Prêt immobilier : Pourquoi les acheteurs doivent demander une lettre de confort

Pour mettre toutes les chances de son côté, l’acheteur ne doit pas hésiter à demander à son courtier une lettre de confort.

 

Les taux de crédit immobilier augmentent encore et dépassent 3 % sur 20 ans. Cette hausse devrait se poursuivre puisque la Banque centrale européenne (BCE) a d’ores et déjà annoncé sa volonté de relever les taux directeurs courant mars. Cependant, le taux d’usure, désormais révisé tous les mois (contre tous les trimestres auparavant), est actuellement fixé à 4 % pour les prêts de 20 ans et plus, ce qui permet de débloquer certains dossiers d’emprunteurs en attente de financement.

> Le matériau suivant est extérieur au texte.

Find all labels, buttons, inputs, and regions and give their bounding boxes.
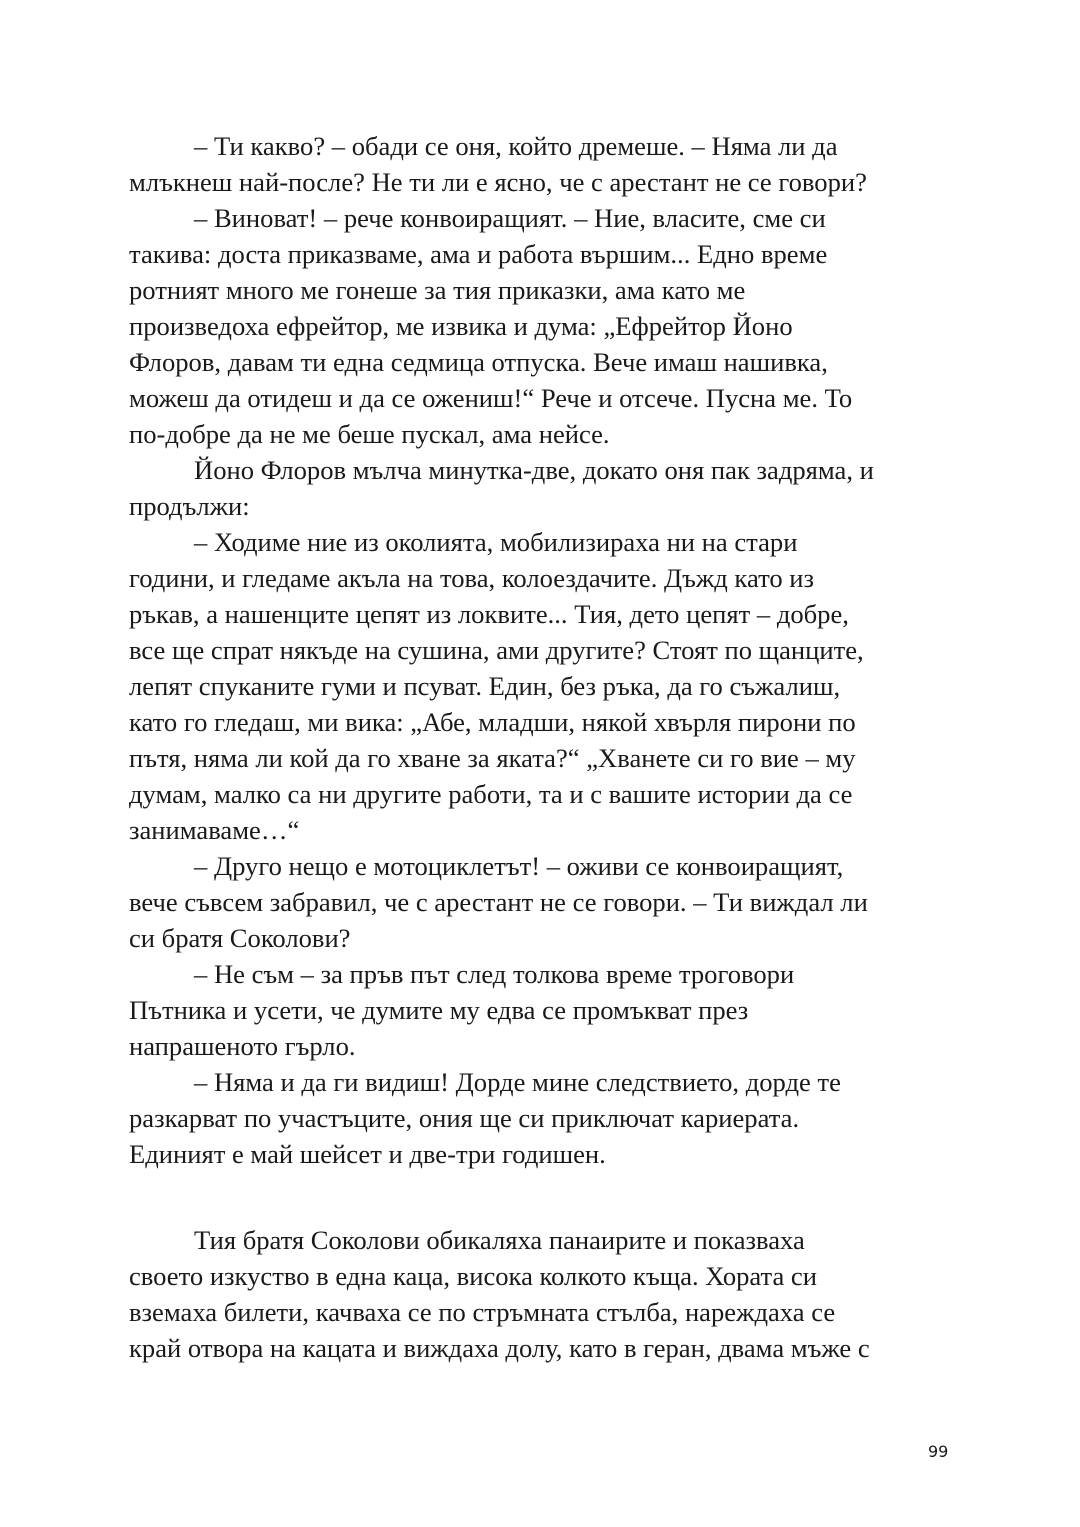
text-line: занимаваме…“	[129, 815, 300, 845]
text-line: по-добре да не ме беше пускал, ама нейсе.	[129, 419, 610, 449]
text-line: – Ти какво? – обади се оня, който дремеше. – Няма ли да	[194, 131, 838, 161]
text-line: думам, малко са ни другите работи, та и с вашите истории да се	[129, 779, 853, 809]
text-line: своето изкуство в една каца, висока колкото къща. Хората си	[129, 1261, 817, 1291]
text-line: Пътника и усети, че думите му едва се промъкват през	[129, 995, 749, 1025]
text-line: разкарват по участъците, ония ще си приключат кариерата.	[129, 1103, 800, 1133]
text-line: Единият е май шейсет и две-три годишен.	[129, 1139, 606, 1169]
text-line: като го гледаш, ми вика: „Абе, младши, някой хвърля пирони по	[129, 707, 856, 737]
text-line: продължи:	[129, 491, 250, 521]
text-line: – Ходиме ние из околията, мобилизираха ни на стари	[194, 527, 798, 557]
text-line: – Виноват! – рече конвоиращият. – Ние, власите, сме си	[194, 203, 826, 233]
text-line: ротният много ме гонеше за тия приказки, ама като ме	[129, 275, 746, 305]
text-line: ръкав, а нашенците цепят из локвите... Тия, дето цепят – добре,	[129, 599, 849, 629]
text-line: години, и гледаме акъла на това, колоездачите. Дъжд като из	[129, 563, 815, 593]
text-line: такива: доста приказваме, ама и работа вършим... Едно време	[129, 239, 828, 269]
text-line: лепят спуканите гуми и псуват. Един, без ръка, да го съжалиш,	[129, 671, 841, 701]
page-number: 99	[928, 1442, 949, 1461]
text-line: край отвора на кацата и виждаха долу, като в геран, двама мъже с	[129, 1333, 870, 1363]
text-line: си братя Соколови?	[129, 923, 351, 953]
text-line: млъкнеш най-после? Не ти ли е ясно, че с арестант не се говори?	[129, 167, 867, 197]
text-line: – Няма и да ги видиш! Дорде мине следствието, дорде те	[194, 1067, 841, 1097]
text-line: – Друго нещо е мотоциклетът! – оживи се конвоиращият,	[194, 851, 844, 881]
text-line: вземаха билети, качваха се по стръмната стълба, нареждаха се	[129, 1297, 836, 1327]
text-line: можеш да отидеш и да се ожениш!“ Рече и отсече. Пусна ме. То	[129, 383, 853, 413]
text-line: напрашеното гърло.	[129, 1031, 356, 1061]
text-line: – Не съм – за пръв път след толкова време троговори	[194, 959, 795, 989]
narrative-section	[129, 1222, 942, 1366]
text-line: вече съвсем забравил, че с арестант не се говори. – Ти виждал ли	[129, 887, 868, 917]
text-line: Флоров, давам ти една седмица отпуска. Вече имаш нашивка,	[129, 347, 828, 377]
text-line: пътя, няма ли кой да го хване за яката?“ „Хванете си го вие – му	[129, 743, 856, 773]
dialogue-section	[129, 128, 942, 1172]
text-line: все ще спрат някъде на сушина, ами другите? Стоят по щанците,	[129, 635, 864, 665]
text-line: Тия братя Соколови обикаляха панаирите и показваха	[194, 1225, 805, 1255]
text-line: произведоха ефрейтор, ме извика и дума: „Ефрейтор Йоно	[129, 311, 793, 341]
text-line: Йоно Флоров мълча минутка-две, докато оня пак задряма, и	[194, 455, 874, 485]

Avec la hausse rapide des taux d’intérêt, il est aujourd’hui très compliqué d’emprunter pour un acquéreur. Pour y parvenir et mettre toutes les chances de son côté, ce dernier doit particulièrement bien soigner son dossier de financement et ne pas hésiter à demander à son courtier une lettre de confort. Ce document doit notamment mentionner le montant du prêt que la banque peut accorder à l’acquéreur, en plus de son apport personnel. Il permet de prouver sa capacité d’emprunt et sa solvabilité afin de rassurer le vendeur. 
 

Les emprunteurs doivent également respecter la contrainte du taux d’endettement maximal de 35 % de leurs revenus nets imposé depuis 2022 par le Haut conseil de stabilité financière (HCSF). Ces conditions d’accès au crédit ont particulièrement pénalisé les primo-accédants. 

 

Chez Artémis courtage, ces derniers représentaient 34 % des emprunteurs en 2022, contre 40 % en 2021 ou encore 44 % en 2020. La durée de leur prêt s’est aussi rallongée. Elle atteint, en moyenne, 23 ans et 4 mois. Un point rassurant toutefois : les investisseurs sont toujours présents. En 2022, 13 % des emprunteurs ont acheté un bien locatif et 87 % leur résidence principale ou secondaire.